The University of Alabama in Huntsville (UAHuntsville) is collaborating with the 45th Weather Squadron (45WS) to improve the capability of nowcasting wind gusts of 35 kt and above associated with wet convective downbursts. A number of studies have shown the utility of dual-polarization radars in hydrometeor particle identification however, relatively little research has been done on using dual-polarization radar in predicting downbursts. This study will focus on the use of the UAHuntsville Advanced Radar for Meteorological and Operational Research (ARMOR) dual-polarimetric radar, which is similar to the 45WS operational weather radar (both are C-band), in combination with meteorological parameters.

The 45 WS provides weather support to America's space program at Cape Canaveral Air Force Station and NASA Kennedy Space Center on the coast of east central Florida. Central Florida is well known as ‘lightning alley' for the U.S. so thunderstorms and their associated hazards are the prime concern for 45 WS. Convective wind warnings are the second most issued warning by 45 WS with about 175 issued each year on average. Two convective warnings are used: one for ≥ 35 kt with a desired lead-time of 30 min, and one for ≥ 50 kt with a desired lead-time of 60 min. Other wind gust advisories are also used. This study focuses on improving the warnings for ≥ 35 kt since this is the most frequently issued of the convective wind warnings by 45 WS.

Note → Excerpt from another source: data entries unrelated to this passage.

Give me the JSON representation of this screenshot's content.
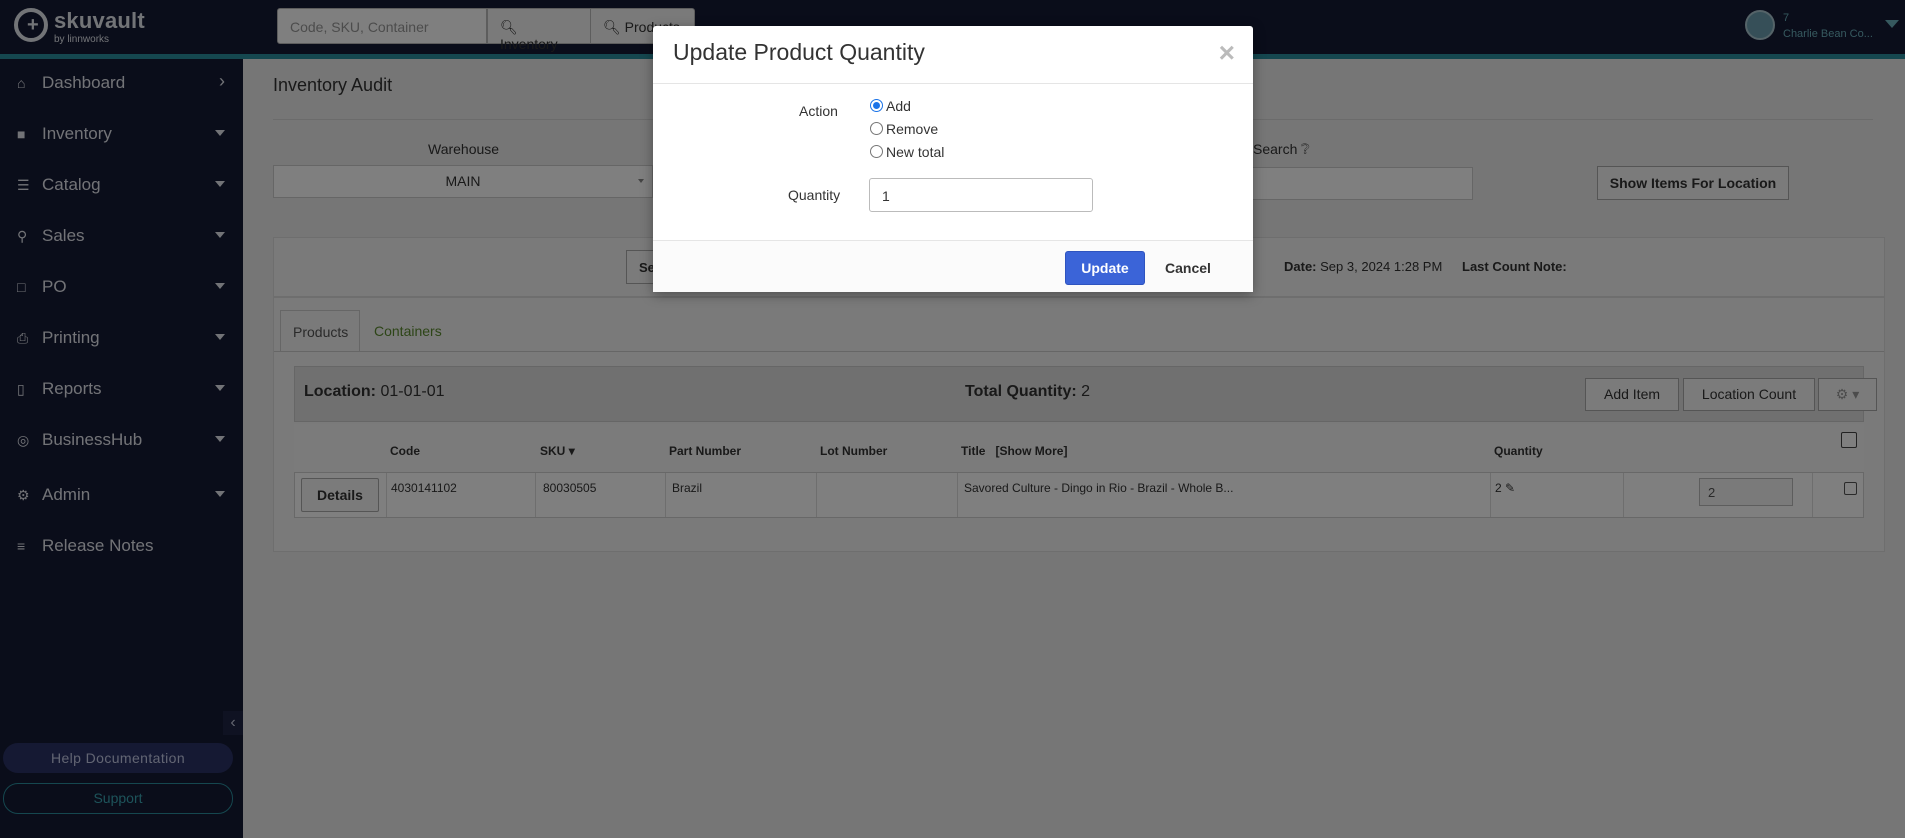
{
  "brand": {
    "name": "skuvault",
    "by": "by linnworks"
  },
  "topbar": {
    "search_placeholder": "Code, SKU, Container",
    "inventory_btn": "Inventory",
    "products_btn": "Products"
  },
  "user": {
    "line1": "7",
    "line2": "Charlie Bean Co..."
  },
  "sidebar": {
    "items": [
      {
        "label": "Dashboard",
        "icon": "home-icon"
      },
      {
        "label": "Inventory",
        "icon": "briefcase-icon"
      },
      {
        "label": "Catalog",
        "icon": "catalog-icon"
      },
      {
        "label": "Sales",
        "icon": "cart-icon"
      },
      {
        "label": "PO",
        "icon": "document-icon"
      },
      {
        "label": "Printing",
        "icon": "printer-icon"
      },
      {
        "label": "Reports",
        "icon": "chart-icon"
      },
      {
        "label": "BusinessHub",
        "icon": "hub-icon"
      },
      {
        "label": "Admin",
        "icon": "gears-icon"
      },
      {
        "label": "Release Notes",
        "icon": "list-icon"
      }
    ],
    "help": "Help Documentation",
    "support": "Support"
  },
  "page": {
    "title": "Inventory Audit",
    "warehouse_label": "Warehouse",
    "warehouse_value": "MAIN",
    "search_label": "Search",
    "show_items_btn": "Show Items For Location",
    "info_btn": "Se",
    "last_date_label": "Date:",
    "last_date_value": "Sep 3, 2024 1:28 PM",
    "last_count_note": "Last Count Note:"
  },
  "tabs": {
    "products": "Products",
    "containers": "Containers"
  },
  "location": {
    "label": "Location:",
    "value": "01-01-01",
    "total_label": "Total Quantity:",
    "total_value": "2",
    "add_item_btn": "Add Item",
    "location_count_btn": "Location Count"
  },
  "table": {
    "headers": {
      "code": "Code",
      "sku": "SKU",
      "part_number": "Part Number",
      "lot_number": "Lot Number",
      "title": "Title",
      "show_more": "[Show More]",
      "quantity": "Quantity"
    },
    "row": {
      "details_btn": "Details",
      "code": "4030141102",
      "sku": "80030505",
      "part_number": "Brazil",
      "lot_number": "",
      "title": "Savored Culture - Dingo in Rio - Brazil - Whole B...",
      "quantity": "2",
      "count_input": "2"
    }
  },
  "modal": {
    "title": "Update Product Quantity",
    "action_label": "Action",
    "options": [
      "Add",
      "Remove",
      "New total"
    ],
    "selected": "Add",
    "quantity_label": "Quantity",
    "quantity_value": "1",
    "update_btn": "Update",
    "cancel_btn": "Cancel"
  }
}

So far, seven downburst cases with gusts above the greater than or equal to 35 kt threshold have been identified over North-central Alabama. The high wind events were identified with a combination of ASOS stations, Storm Prediction Center Storm Reports, and Local Storm Reports as compiled by Iowa State University. These cases commonly contain moderate-to-high CAPE values, low-to-moderate environmental shear, abundant moisture, and steep low level lapse rates. A few of these high wind events (3 of 7) also contain small hail reports with a mean of 18 mm and a mode of 6 mm diameter. More downburst cases will be added to the study as they occur.

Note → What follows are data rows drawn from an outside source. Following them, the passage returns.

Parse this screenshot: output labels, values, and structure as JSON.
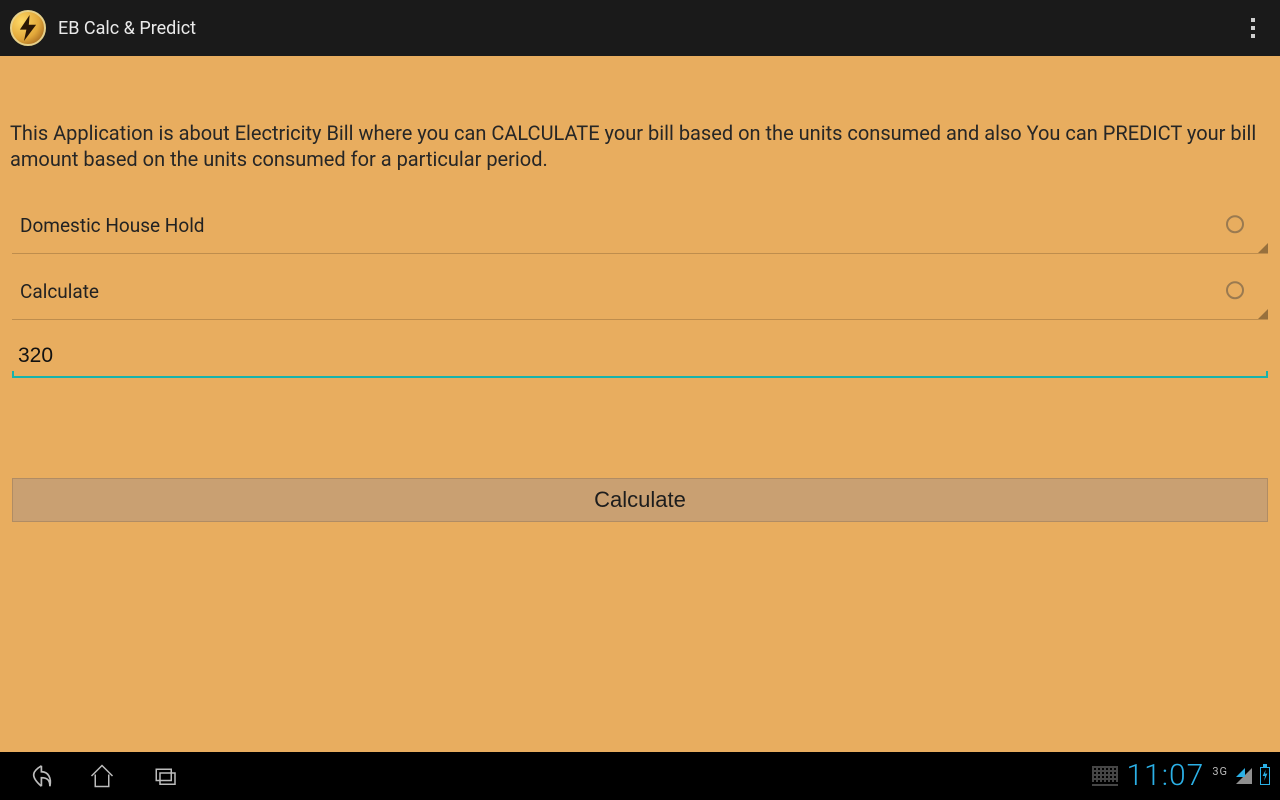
{
  "header": {
    "app_title": "EB Calc & Predict"
  },
  "main": {
    "description": "This Application is about Electricity Bill where you can CALCULATE your bill based on the units consumed and also You can PREDICT your bill amount based on the units consumed for a particular period.",
    "spinner_category": {
      "selected": "Domestic House Hold"
    },
    "spinner_mode": {
      "selected": "Calculate"
    },
    "units_input": {
      "value": "320"
    },
    "calculate_button_label": "Calculate"
  },
  "statusbar": {
    "time": "11:07",
    "network_label": "3G"
  },
  "colors": {
    "background": "#e8ad5f",
    "accent_underline": "#17b3ac",
    "button_bg": "#c9a072",
    "clock": "#2bb0e6",
    "actionbar_bg": "#1a1a1a"
  }
}
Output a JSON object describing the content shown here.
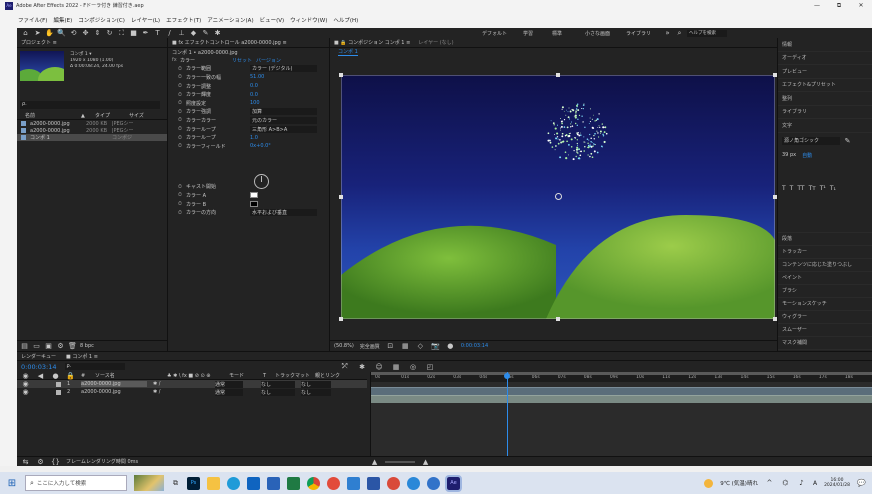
{
  "window": {
    "title": "Adobe After Effects 2022 - Fドーラ付き 練習付き.aep",
    "controls": [
      "—",
      "⧉",
      "✕"
    ]
  },
  "menu": [
    "ファイル(F)",
    "編集(E)",
    "コンポジション(C)",
    "レイヤー(L)",
    "エフェクト(T)",
    "アニメーション(A)",
    "ビュー(V)",
    "ウィンドウ(W)",
    "ヘルプ(H)"
  ],
  "toolbar": {
    "workspaces": [
      "デフォルト",
      "学習",
      "標準",
      "小さな画面",
      "ライブラリ"
    ],
    "search_placeholder": "ヘルプを検索"
  },
  "project": {
    "tab": "プロジェクト ≡",
    "thumb_info": [
      "コンポ 1 ▾",
      "1920 x 1080 (1.00)",
      "Δ 0:00:08:24, 24.00 fps"
    ],
    "search": "ρ.",
    "headers": [
      "名前",
      "▲",
      "タイプ",
      "サイズ"
    ],
    "items": [
      {
        "name": "a2000-0000.jpg",
        "size": "2000 KB",
        "type": "JPEGシー"
      },
      {
        "name": "a2000-0000.jpg",
        "size": "2000 KB",
        "type": "JPEGシー"
      },
      {
        "name": "コンポ 1",
        "size": "",
        "type": "コンポジ"
      }
    ],
    "footer": "8 bpc"
  },
  "effects": {
    "tab": "■ fx エフェクトコントロール a2000-0000.jpg ≡",
    "subtitle": "コンポ 1 • a2000-0000.jpg",
    "header": {
      "name": "カラー",
      "reset": "リセット",
      "about": "バージョン"
    },
    "props": [
      {
        "name": "カラー範囲",
        "value": "カラー (デジタル)"
      },
      {
        "name": "カラー一致の幅",
        "value": "51.00"
      },
      {
        "name": "カラー調整",
        "value": "0.0"
      },
      {
        "name": "カラー輝度",
        "value": "0.0"
      },
      {
        "name": "照度設定",
        "value": "100"
      },
      {
        "name": "カラー強調",
        "value": "加算"
      },
      {
        "name": "カラーカラー",
        "value": "元のカラー"
      },
      {
        "name": "カラーループ",
        "value": "三角形 A>B>A"
      },
      {
        "name": "カラーループ",
        "value": "1.0"
      },
      {
        "name": "カラーフィールド",
        "value": "0x+0.0°"
      },
      {
        "name": "キャスト開始",
        "value": ""
      },
      {
        "name": "カラー A",
        "value": ""
      },
      {
        "name": "カラー B",
        "value": ""
      },
      {
        "name": "カラーの方向",
        "value": "水平および垂直"
      }
    ]
  },
  "viewer": {
    "tabs": [
      "■ 🔒 コンポジション コンポ 1 ≡",
      "レイヤー (なし)"
    ],
    "comp_label": "コンポ 1",
    "footer": [
      "(50.8%)",
      "完全画質",
      "0:00:03:14"
    ]
  },
  "right_panel": {
    "items": [
      "情報",
      "オーディオ",
      "プレビュー",
      "エフェクト&プリセット",
      "整列",
      "ライブラリ",
      "文字"
    ],
    "char_font": "源ノ角ゴシック",
    "char_size": "39 px",
    "char_leading": "自動",
    "lower_items": [
      "段落",
      "トラッカー",
      "コンテンツに応じた塗りつぶし",
      "ペイント",
      "ブラシ",
      "モーションスケッチ",
      "ウィグラー",
      "スムーザー",
      "マスク補間"
    ]
  },
  "timeline": {
    "tabs": [
      "レンダーキュー",
      "■ コンポ 1 ≡"
    ],
    "timecode": "0:00:03:14",
    "search": "ρ.",
    "headers": [
      "#",
      "ソース名",
      "♣ ✱ \\ fx ■ ⊘ ⊙ ⊕",
      "モード",
      "T",
      "トラックマット",
      "親とリンク"
    ],
    "layers": [
      {
        "num": "1",
        "name": "a2000-0000.jpg",
        "mode": "通常",
        "matte": "なし",
        "parent": "なし"
      },
      {
        "num": "2",
        "name": "a2000-0000.jpg",
        "mode": "通常",
        "matte": "なし",
        "parent": "なし"
      }
    ],
    "ruler": [
      "0s",
      "01s",
      "02s",
      "03s",
      "04s",
      "05s",
      "06s",
      "07s",
      "08s",
      "09s",
      "10s",
      "11s",
      "12s",
      "13s",
      "14s",
      "15s",
      "16s",
      "17s",
      "18s"
    ],
    "footer": "フレームレンダリング時間 0ms",
    "playhead_fraction": 0.27
  },
  "taskbar": {
    "search_placeholder": "ここに入力して検索",
    "weather": "9℃ (気温)晴れ",
    "ime": "A",
    "time": "16:00",
    "date": "2024/01/28"
  },
  "colors": {
    "accent": "#2d8ceb",
    "panel": "#232323",
    "timecode": "#2d8ceb"
  }
}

The hypothesis that will be tested is that significant concentrations of graupel and small hail are important to wet downburst development in these warm season cases due to precipitation loading, evaporation, and melting. Consequently, the presence of abundant small melting hail, which is characterized by large horizontal reflectivity (ZH > 50 dBZ) and large differential reflectivity (ZDR = 3 – 8 dB) in C-band radars, will be explored. ZH and ZDR will be used in concert with other dual-polarization variables such as specific differential phase (KDP) and correlation coefficient (HV) in a fuzzy-logic particle identification (PID) algorithm to refine hydrometeor types, including a small hail and graupel mixture, melting hail and a rain and hail mixture. The extent of loading will also be assessed using dual-polarization (e.g., ZH and ZDR) estimates of precipitation mass. Other potential radar signatures associated with downbursts considered in this study include rapidly descending reflectivity cores and convergent mid-level Doppler velocities.